フィレンツェだより
2007年4月20日



 




城壁のある丘の風景



§最大の娯楽

今日も観光はしていない.


 先週の土曜日にアカデミア美術館で享受した幸運を,今度はウフィッツィ美術館にも期待して,明日は早起きして,ウフィッツィの傍を通り,もし空いていたらそのまま潜り込み,だめなら去年9月に行って感動したパラティーナ美術館に行こうと相談がまとまった.

 今日は,それに備えて体力の温存をはかっている.

 上の写真は先日ミケランジェロ広場に行った時に撮ったものだ.この頃から春の日差しになり,街には半袖の人たちも見かけるようになった.私たちも暑いと思うときもあるが,日かげに入ると涼しいし,教会を拝観させてもらった時などは,石造りの堂内にいてひんやりとしてしまうので,なかなか薄着に踏み切れない.

 しかし,日なたが夏のような陽気になるときもあるので,2階建ての観光バスに乗った人たちなどは,ほとんど真夏のような格好をしている.寓居の前のバス通りをこの派手な2階建てバスが通過することもある.

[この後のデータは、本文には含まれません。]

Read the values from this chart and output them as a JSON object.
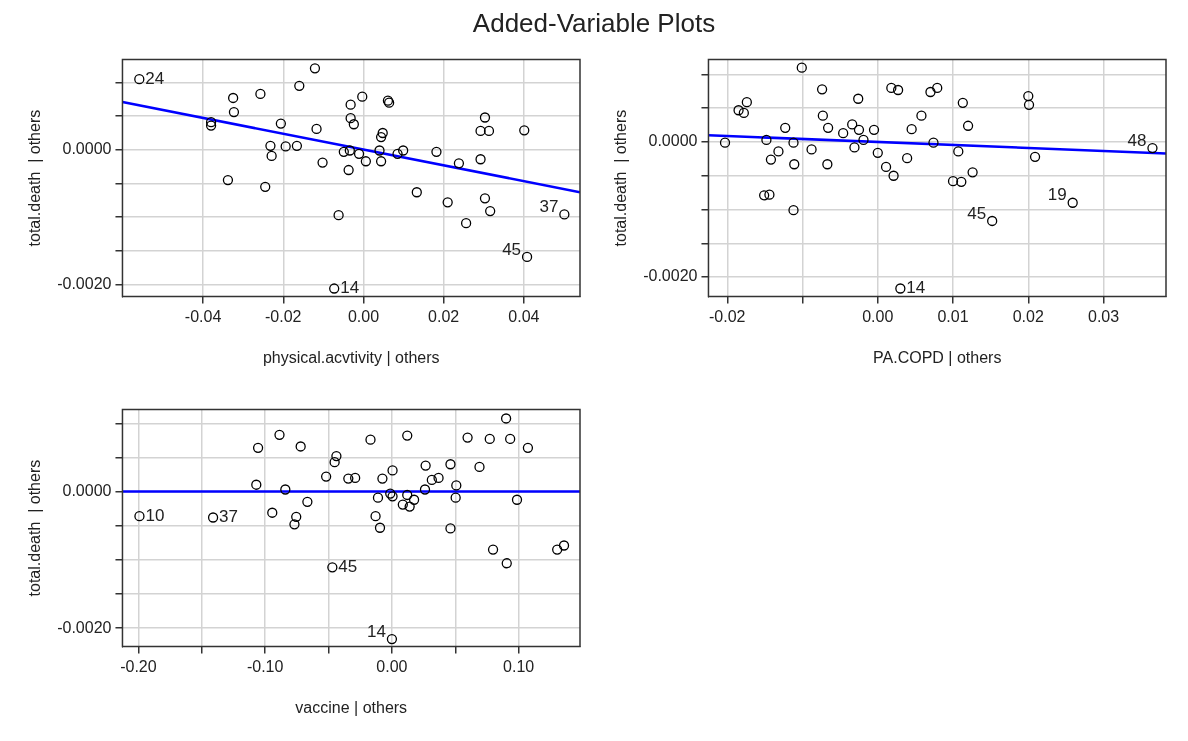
{
  "chart_data": [
    {
      "type": "scatter",
      "title": "Added-Variable Plots",
      "xlabel": "physical.acvtivity | others",
      "ylabel": "total.death  | others",
      "xlim": [
        -0.0601,
        0.054
      ],
      "ylim": [
        -0.00218,
        0.00134
      ],
      "xticks": [
        -0.04,
        -0.02,
        {
          "value": 0,
          "label": "0.00"
        },
        0.02,
        0.04
      ],
      "yticks": [
        {
          "value": 0.001,
          "label": null
        },
        {
          "value": 0.0005,
          "label": null
        },
        {
          "value": 0,
          "label": "0.0000"
        },
        {
          "value": -0.0005,
          "label": null
        },
        {
          "value": -0.001,
          "label": null
        },
        {
          "value": -0.0015,
          "label": null
        },
        {
          "value": -0.002,
          "label": "-0.0020"
        }
      ],
      "grid": true,
      "marker": "circle",
      "series": [
        {
          "type": "scatter",
          "color": "#000000",
          "x": [
            -0.0559,
            -0.0121,
            -0.016,
            -0.0257,
            -0.0325,
            -0.0323,
            -0.038,
            -0.038,
            -0.0206,
            -0.0117,
            -0.0003,
            -0.0032,
            0.0061,
            0.0064,
            -0.0032,
            -0.0024,
            0.0048,
            0.0044,
            -0.0232,
            -0.0194,
            -0.0166,
            -0.0229,
            -0.0049,
            -0.0034,
            -0.0011,
            0.0006,
            0.0044,
            0.004,
            0.0085,
            0.0099,
            0.0182,
            0.0238,
            0.0292,
            0.0303,
            0.0292,
            0.0313,
            0.0401,
            -0.0102,
            -0.0338,
            -0.0245,
            -0.0037,
            -0.0062,
            0.0133,
            0.021,
            0.0256,
            0.0303,
            0.0316,
            0.0501,
            0.0408,
            -0.0073
          ],
          "values": [
            0.00105,
            0.00121,
            0.00095,
            0.00083,
            0.00077,
            0.00056,
            0.00041,
            0.00036,
            0.00039,
            0.00031,
            0.00079,
            0.00067,
            0.00073,
            0.0007,
            0.00047,
            0.00038,
            0.00025,
            0.00019,
            6e-05,
            5e-05,
            6e-05,
            -9e-05,
            -3e-05,
            -1e-05,
            -6e-05,
            -0.00017,
            -0.00017,
            -1e-05,
            -6e-05,
            -1e-05,
            -3e-05,
            -0.0002,
            -0.00014,
            0.00048,
            0.00028,
            0.00028,
            0.00029,
            -0.00019,
            -0.00045,
            -0.00055,
            -0.0003,
            -0.00097,
            -0.00063,
            -0.00078,
            -0.00109,
            -0.00072,
            -0.00091,
            -0.00096,
            -0.00159,
            -0.00206
          ]
        },
        {
          "type": "line",
          "color": "#0000ff",
          "marker": "none",
          "x": [
            -0.0601,
            0.054
          ],
          "values": [
            0.00071,
            -0.00063
          ]
        }
      ],
      "annotations": [
        {
          "text": "24",
          "x": -0.0559,
          "y": 0.00105
        },
        {
          "text": "37",
          "x": 0.0501,
          "y": -0.00096
        },
        {
          "text": "45",
          "x": 0.0408,
          "y": -0.00159
        },
        {
          "text": "14",
          "x": -0.0073,
          "y": -0.00206
        }
      ]
    },
    {
      "type": "scatter",
      "xlabel": "PA.COPD | others",
      "ylabel": "total.death  | others",
      "xlim": [
        -0.0225,
        0.0383
      ],
      "ylim": [
        -0.00229,
        0.00122
      ],
      "xticks": [
        -0.02,
        {
          "value": -0.01,
          "label": null
        },
        {
          "value": 0,
          "label": "0.00"
        },
        0.01,
        0.02,
        0.03
      ],
      "yticks": [
        {
          "value": 0.001,
          "label": null
        },
        {
          "value": 0.0005,
          "label": null
        },
        {
          "value": 0,
          "label": "0.0000"
        },
        {
          "value": -0.0005,
          "label": null
        },
        {
          "value": -0.001,
          "label": null
        },
        {
          "value": -0.0015,
          "label": null
        },
        {
          "value": -0.002,
          "label": "-0.0020"
        }
      ],
      "grid": true,
      "marker": "circle",
      "series": [
        {
          "type": "scatter",
          "color": "#000000",
          "x": [
            -0.0203,
            -0.0185,
            -0.0178,
            -0.0174,
            -0.0148,
            -0.0142,
            -0.0132,
            -0.0151,
            -0.0144,
            -0.0123,
            -0.0112,
            -0.0111,
            -0.0112,
            -0.0101,
            -0.0088,
            -0.0074,
            -0.0073,
            -0.0066,
            -0.0067,
            -0.0046,
            -0.0034,
            -0.0026,
            -0.0031,
            -0.0025,
            -0.0019,
            -0.0005,
            0,
            0.0011,
            0.0021,
            0.0018,
            0.0027,
            0.0039,
            0.0045,
            0.0058,
            0.007,
            0.0079,
            0.0074,
            0.01,
            0.0111,
            0.0107,
            0.0113,
            0.012,
            0.0126,
            0.0152,
            0.02,
            0.0201,
            0.0209,
            0.0259,
            0.0365,
            0.003
          ],
          "values": [
            -1e-05,
            0.00047,
            0.00043,
            0.00059,
            3e-05,
            -0.00026,
            -0.00014,
            -0.00079,
            -0.00078,
            0.00021,
            -1e-05,
            -0.00033,
            -0.00101,
            0.0011,
            -0.00011,
            0.00078,
            0.00039,
            0.00021,
            -0.00033,
            0.00013,
            0.00026,
            0.00064,
            -8e-05,
            0.00018,
            3e-05,
            0.00018,
            -0.00016,
            -0.00037,
            -0.0005,
            0.0008,
            0.00077,
            -0.00024,
            0.00019,
            0.00039,
            0.00074,
            0.0008,
            -1e-05,
            -0.00058,
            -0.00059,
            -0.00014,
            0.00058,
            0.00024,
            -0.00045,
            -0.00117,
            0.00068,
            0.00055,
            -0.00022,
            -0.0009,
            -9e-05,
            -0.00217
          ]
        },
        {
          "type": "line",
          "color": "#0000ff",
          "marker": "none",
          "x": [
            -0.0225,
            0.0383
          ],
          "values": [
            0.0001,
            -0.00017
          ]
        }
      ],
      "annotations": [
        {
          "text": "14",
          "x": 0.003,
          "y": -0.00217
        },
        {
          "text": "45",
          "x": 0.0152,
          "y": -0.00117
        },
        {
          "text": "19",
          "x": 0.0259,
          "y": -0.0009
        },
        {
          "text": "48",
          "x": 0.0365,
          "y": -9e-05
        }
      ]
    },
    {
      "type": "scatter",
      "xlabel": "vaccine | others",
      "ylabel": "total.death  | others",
      "xlim": [
        -0.2126,
        0.1484
      ],
      "ylim": [
        -0.00227,
        0.0012
      ],
      "xticks": [
        {
          "value": -0.2,
          "label": "-0.20"
        },
        {
          "value": -0.15,
          "label": null
        },
        {
          "value": -0.1,
          "label": "-0.10"
        },
        {
          "value": -0.05,
          "label": null
        },
        {
          "value": 0,
          "label": "0.00"
        },
        {
          "value": 0.05,
          "label": null
        },
        {
          "value": 0.1,
          "label": "0.10"
        }
      ],
      "yticks": [
        {
          "value": 0.001,
          "label": null
        },
        {
          "value": 0.0005,
          "label": null
        },
        {
          "value": 0,
          "label": "0.0000"
        },
        {
          "value": -0.0005,
          "label": null
        },
        {
          "value": -0.001,
          "label": null
        },
        {
          "value": -0.0015,
          "label": null
        },
        {
          "value": -0.002,
          "label": "-0.0020"
        }
      ],
      "grid": true,
      "marker": "circle",
      "series": [
        {
          "type": "scatter",
          "color": "#000000",
          "x": [
            -0.1992,
            -0.1411,
            -0.1056,
            -0.107,
            -0.0887,
            -0.0944,
            -0.0841,
            -0.072,
            -0.0667,
            -0.0755,
            -0.0769,
            -0.0519,
            -0.0452,
            -0.0438,
            -0.0344,
            -0.029,
            -0.047,
            -0.0169,
            -0.0075,
            -0.011,
            -0.0129,
            -0.0094,
            0.0005,
            -0.0013,
            0.0005,
            0.0121,
            0.0086,
            0.014,
            0.0121,
            0.0175,
            0.0266,
            0.0261,
            0.0315,
            0.0368,
            0.0462,
            0.0508,
            0.0503,
            0.0462,
            0.0597,
            0.0691,
            0.0772,
            0.0901,
            0.0933,
            0.1073,
            0.0987,
            0.0798,
            0.0906,
            0.1304,
            0.1358,
            0
          ],
          "values": [
            -0.00036,
            -0.00038,
            0.00064,
            0.0001,
            0.00083,
            -0.00031,
            3e-05,
            0.00066,
            -0.00015,
            -0.00037,
            -0.00048,
            0.00022,
            0.00043,
            0.00052,
            0.00019,
            0.0002,
            -0.00111,
            0.00076,
            0.00019,
            -9e-05,
            -0.00036,
            -0.00053,
            0.00031,
            -3e-05,
            -7e-05,
            0.00082,
            -0.00019,
            -0.00022,
            -5e-05,
            -0.00012,
            0.00038,
            3e-05,
            0.00017,
            0.0002,
            0.0004,
            9e-05,
            -9e-05,
            -0.00054,
            0.00079,
            0.00036,
            0.00077,
            0.00107,
            0.00077,
            0.00064,
            -0.00012,
            -0.00085,
            -0.00105,
            -0.00085,
            -0.00079,
            -0.00216
          ]
        },
        {
          "type": "line",
          "color": "#0000ff",
          "marker": "none",
          "x": [
            -0.2126,
            0.1484
          ],
          "values": [
            0,
            0
          ]
        }
      ],
      "annotations": [
        {
          "text": "10",
          "x": -0.1992,
          "y": -0.00036
        },
        {
          "text": "37",
          "x": -0.1411,
          "y": -0.00038
        },
        {
          "text": "45",
          "x": -0.047,
          "y": -0.00111
        },
        {
          "text": "14",
          "x": 0,
          "y": -0.00216
        }
      ]
    }
  ]
}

 下の写真は青銅のダヴィデ像をバックに,ミケランジェロ広場で撮ったものだ.実はダヴィデの頭の上に鳩が止まっているのだが,残念ながらこの写真ではよくわからない.

写真:
賑やかさをふりまいていく
2階建て観光バス


 普通広場という時のピアッツァは三方を壁で囲まれたところで,ミケランジェロ広場のような開空間はピアッツァーレと言うと辞書にはあるらしい.


サン・ガッロ書店
 午前中,家で一仕事した後に,少し外出し,先日の古書店に行ってみた.サン・ガッロ通りの「サン・ガッロ書店」と言うようだ.小さいが堂々たる風格の店である.

 古典の棚は充実しているが,一部は高いところにあって,梯子がかけてある.「梯子を使って棚の本を見ても良いか」と聞いて,今日は後ろの列に隠れている本まで全部見た.この間と同じように,昼休みの始まる1時が迫っていたので,少し気持ちが焦ったが,とりあえず何冊かほしい本を選んだ.

 アリストテレス『アテナイ人の国制』(1999),アリストパネス『蛙』(1996),『女の議会』(1984),アポロニオス・ロディオス『アルゴ船物語』(1986),プルタルコス『対比列伝』(デモステネスとキケロ)(1995),ルクレティウス『事物の本性について』(1990),ウェルギリウス『農耕詩』(1994),オウィディウス『悲歌集』(1993),ユウェナリス『諷刺詩集』(1960)で,すべてミラノの書店から出た同じシリーズだ.

 この叢書はイタリア文学のものは神田のイタリア書房にもあるから,特に珍しい本というわけではないが,“本は出会い”なので購入することにした.ルクレティウスだけがハードカヴァーで,隣に同じ本のペーパーバックもあったが,そんなに値段は変わらなかった.キケロの書簡集抜粋(フィレンツェ,1996)には猛勉強の跡があった.


オウィディウス『女性の化粧術』(ヴェネツィア,1985)は,短い作品への詳注付きで,これが今回の最大の成果(左写真)だと思う.
これにも猛勉強の痕跡があって,イタリアの秀才ではない標準的な学生がどのように勉強するか,貴重な(?)資料になる.



 プロペルティウス『恋愛詩集』(ミラノ,1990)の廉価版の対訳・詳注版,ラテン語の文法を終えたばかりの学習者が読むことになっているコルネリウス・ネポス『英雄伝』の,原文はないが,ハードカヴァーで詳注つきのイタリア語訳(ミラノ,1980)も買った.後者は古典としての価値は低いが,本の内容が豊富なので得した感じがある.

 クレジットカードが使えると外に書いてあったが,とりあえず確認して,良いと言うことなので,カードで買った.計13冊65ユーロ(1ユーロ170円換算で1万1千50円)だった.ついに先日のセザンヌ展のカタログを越える金額の買い物をした.

 まだプラトンの『ゴルギアス』,『ティマイオス,』,アリストテレスの『詩学』,ウェルギリウス『アエネイス』の巻別注釈本,アプレイウスの対訳・注解本などがあったので,それらは欲しい.メナンドロスの『サモス島の女』は注釈のない希伊対訳のみだったが多分買うことになると思う.イタリア語訳だけのものは私には必要度は低い(訳は欲しいが,訳で使うほどはイタリア語ができない)が,日本では買えないし,情報も少ないから,ものによっては買うかも知れない.

 やっぱり私には古本屋廻りが最大の娯楽だな,とつくづく思った.破産しないように気をつけよう.